Tabber hung up the phone and gazed around him at the many handsomely framed charts hanging on the walls, at the wide table in the office corner covered with more charts and graphs, financial reports, figure sheets on great corporations and small alike. With his pencil, with his ascending and descending lines and sheet after sheet of figures, Roger Tabber was able to keep his finger on the pulse of the stock market. As an independent speculator and investor he had to in order to stay in business.

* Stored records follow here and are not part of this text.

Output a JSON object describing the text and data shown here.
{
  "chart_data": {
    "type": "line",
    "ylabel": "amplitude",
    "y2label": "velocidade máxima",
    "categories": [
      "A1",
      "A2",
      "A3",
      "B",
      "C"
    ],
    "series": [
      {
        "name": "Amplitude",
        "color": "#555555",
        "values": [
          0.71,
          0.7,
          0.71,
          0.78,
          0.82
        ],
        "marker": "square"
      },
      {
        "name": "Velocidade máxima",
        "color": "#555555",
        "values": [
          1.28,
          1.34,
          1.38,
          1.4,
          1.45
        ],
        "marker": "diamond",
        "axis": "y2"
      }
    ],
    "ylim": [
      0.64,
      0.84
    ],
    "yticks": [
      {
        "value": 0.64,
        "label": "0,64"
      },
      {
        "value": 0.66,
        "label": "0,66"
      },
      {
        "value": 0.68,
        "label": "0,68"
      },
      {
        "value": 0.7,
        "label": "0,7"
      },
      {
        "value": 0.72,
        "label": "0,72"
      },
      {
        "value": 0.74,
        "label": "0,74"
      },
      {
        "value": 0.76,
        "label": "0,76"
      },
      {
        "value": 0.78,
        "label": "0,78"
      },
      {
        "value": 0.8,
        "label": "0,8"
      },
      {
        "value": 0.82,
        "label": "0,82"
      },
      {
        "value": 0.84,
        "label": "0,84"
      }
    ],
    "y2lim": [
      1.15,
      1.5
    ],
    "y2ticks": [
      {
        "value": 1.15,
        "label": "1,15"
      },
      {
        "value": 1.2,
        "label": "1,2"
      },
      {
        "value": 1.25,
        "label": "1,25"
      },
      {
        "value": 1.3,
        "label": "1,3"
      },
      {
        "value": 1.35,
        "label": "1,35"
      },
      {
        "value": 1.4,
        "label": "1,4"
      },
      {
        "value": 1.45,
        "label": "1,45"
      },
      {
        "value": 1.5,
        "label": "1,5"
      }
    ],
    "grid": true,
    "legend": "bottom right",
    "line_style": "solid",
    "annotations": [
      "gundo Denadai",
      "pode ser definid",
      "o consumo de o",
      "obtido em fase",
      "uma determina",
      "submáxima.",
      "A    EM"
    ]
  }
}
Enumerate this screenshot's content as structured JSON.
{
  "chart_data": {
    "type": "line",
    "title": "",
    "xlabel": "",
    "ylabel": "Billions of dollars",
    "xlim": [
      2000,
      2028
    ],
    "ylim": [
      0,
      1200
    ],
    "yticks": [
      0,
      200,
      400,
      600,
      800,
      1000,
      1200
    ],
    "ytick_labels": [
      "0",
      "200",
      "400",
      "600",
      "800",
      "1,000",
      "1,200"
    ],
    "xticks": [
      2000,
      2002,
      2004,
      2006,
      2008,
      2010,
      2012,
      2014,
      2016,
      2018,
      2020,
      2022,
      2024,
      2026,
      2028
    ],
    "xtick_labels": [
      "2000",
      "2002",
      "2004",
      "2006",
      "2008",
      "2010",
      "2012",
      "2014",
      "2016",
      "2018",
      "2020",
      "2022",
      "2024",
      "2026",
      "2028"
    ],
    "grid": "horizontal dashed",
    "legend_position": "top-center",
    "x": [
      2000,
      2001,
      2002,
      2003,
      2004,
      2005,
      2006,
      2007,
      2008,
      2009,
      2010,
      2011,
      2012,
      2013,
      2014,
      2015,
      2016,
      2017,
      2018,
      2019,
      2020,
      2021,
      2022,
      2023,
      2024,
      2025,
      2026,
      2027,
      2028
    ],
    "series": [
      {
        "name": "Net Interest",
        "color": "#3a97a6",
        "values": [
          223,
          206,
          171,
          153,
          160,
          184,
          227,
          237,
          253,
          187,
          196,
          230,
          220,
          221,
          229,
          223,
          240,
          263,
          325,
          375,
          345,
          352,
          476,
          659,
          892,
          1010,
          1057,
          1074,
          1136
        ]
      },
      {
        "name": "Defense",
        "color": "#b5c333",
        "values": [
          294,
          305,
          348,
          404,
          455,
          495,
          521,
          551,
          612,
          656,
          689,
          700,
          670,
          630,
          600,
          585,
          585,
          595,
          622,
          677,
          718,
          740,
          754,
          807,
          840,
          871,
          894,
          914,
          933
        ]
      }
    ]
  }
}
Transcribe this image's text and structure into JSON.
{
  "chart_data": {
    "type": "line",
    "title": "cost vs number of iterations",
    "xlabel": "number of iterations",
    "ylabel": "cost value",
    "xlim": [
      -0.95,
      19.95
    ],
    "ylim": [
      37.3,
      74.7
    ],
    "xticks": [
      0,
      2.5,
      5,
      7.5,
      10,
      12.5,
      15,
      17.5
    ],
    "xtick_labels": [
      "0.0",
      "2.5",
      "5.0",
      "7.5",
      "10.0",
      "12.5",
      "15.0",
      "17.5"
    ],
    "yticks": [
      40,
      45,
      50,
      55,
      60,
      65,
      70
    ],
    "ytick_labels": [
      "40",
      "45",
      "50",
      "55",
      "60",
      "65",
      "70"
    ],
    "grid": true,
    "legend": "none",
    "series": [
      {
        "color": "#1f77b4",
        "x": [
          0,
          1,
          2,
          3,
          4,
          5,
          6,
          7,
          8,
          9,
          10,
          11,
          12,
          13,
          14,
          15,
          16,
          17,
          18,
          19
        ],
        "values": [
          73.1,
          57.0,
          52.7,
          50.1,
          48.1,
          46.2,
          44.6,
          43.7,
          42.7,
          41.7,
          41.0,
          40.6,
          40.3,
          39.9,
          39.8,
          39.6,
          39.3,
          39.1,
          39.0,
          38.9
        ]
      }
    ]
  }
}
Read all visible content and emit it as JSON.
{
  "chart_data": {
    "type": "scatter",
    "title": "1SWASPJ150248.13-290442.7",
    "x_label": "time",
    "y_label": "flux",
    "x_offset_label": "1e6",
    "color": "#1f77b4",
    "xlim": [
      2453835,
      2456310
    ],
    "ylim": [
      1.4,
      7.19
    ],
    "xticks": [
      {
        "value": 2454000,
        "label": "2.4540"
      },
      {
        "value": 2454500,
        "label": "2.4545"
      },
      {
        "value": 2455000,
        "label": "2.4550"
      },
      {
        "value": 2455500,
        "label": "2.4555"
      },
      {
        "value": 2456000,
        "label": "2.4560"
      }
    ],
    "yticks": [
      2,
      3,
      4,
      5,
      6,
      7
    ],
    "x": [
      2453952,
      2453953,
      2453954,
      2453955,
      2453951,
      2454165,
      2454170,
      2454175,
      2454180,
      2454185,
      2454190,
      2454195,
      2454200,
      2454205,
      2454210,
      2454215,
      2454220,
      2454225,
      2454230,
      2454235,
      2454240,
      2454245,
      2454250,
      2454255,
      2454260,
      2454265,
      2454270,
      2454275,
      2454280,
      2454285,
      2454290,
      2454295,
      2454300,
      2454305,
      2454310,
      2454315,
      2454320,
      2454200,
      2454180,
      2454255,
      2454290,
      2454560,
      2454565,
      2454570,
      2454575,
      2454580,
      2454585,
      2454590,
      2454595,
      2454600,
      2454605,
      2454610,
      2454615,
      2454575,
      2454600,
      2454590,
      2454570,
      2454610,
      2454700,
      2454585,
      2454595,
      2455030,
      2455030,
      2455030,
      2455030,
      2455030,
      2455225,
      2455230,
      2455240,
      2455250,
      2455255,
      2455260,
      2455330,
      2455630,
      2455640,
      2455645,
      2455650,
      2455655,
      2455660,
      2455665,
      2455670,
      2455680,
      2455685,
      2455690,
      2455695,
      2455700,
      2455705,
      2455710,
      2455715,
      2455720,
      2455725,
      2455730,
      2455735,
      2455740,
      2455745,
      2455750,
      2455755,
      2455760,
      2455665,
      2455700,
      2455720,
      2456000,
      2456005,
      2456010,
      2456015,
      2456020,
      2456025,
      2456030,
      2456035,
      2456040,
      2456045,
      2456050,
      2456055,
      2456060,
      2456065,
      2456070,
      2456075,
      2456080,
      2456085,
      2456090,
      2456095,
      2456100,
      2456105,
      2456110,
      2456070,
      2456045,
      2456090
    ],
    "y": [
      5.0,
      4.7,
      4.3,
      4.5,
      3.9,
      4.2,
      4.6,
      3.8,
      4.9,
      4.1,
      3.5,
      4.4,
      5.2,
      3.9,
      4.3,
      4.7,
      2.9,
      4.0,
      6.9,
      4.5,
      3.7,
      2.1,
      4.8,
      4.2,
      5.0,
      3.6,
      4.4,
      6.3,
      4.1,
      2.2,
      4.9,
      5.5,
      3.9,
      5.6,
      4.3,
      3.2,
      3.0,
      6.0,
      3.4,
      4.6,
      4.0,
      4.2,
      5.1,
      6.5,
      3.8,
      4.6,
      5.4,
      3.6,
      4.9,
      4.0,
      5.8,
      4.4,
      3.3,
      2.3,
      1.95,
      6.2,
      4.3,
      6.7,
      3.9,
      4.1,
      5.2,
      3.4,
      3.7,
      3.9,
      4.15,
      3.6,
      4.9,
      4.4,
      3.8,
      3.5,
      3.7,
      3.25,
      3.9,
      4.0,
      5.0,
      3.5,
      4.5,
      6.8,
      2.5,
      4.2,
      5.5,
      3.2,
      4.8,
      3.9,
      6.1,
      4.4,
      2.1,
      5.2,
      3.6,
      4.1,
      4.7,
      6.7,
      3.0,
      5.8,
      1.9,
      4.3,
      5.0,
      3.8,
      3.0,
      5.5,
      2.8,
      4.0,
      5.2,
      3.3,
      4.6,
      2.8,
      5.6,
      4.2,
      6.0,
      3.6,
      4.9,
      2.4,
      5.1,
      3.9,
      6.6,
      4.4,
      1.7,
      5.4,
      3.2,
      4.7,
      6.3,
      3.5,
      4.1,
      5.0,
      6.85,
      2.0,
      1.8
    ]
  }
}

Tabber was intimately familiar with the countless graphs around him, and he believed in them. If all the pertinent facts were known, almost anything could be reduced to a graph, could be analyzed, plotted, and, more importantly, predicted, at least to the degree that Roger Tabber had made a profitable business out of it.

When he'd returned from Haiti last year he had started the business, working out of his apartment, but soon the reams of graphs and assorted information, the tools of his trade, became too numerous. He was making plenty of money, so he rented this office on Seventh Avenue, had it lavishly decorated and had two telephones installed. Here, alone in his office with his charts and telephones, he was building his fortune.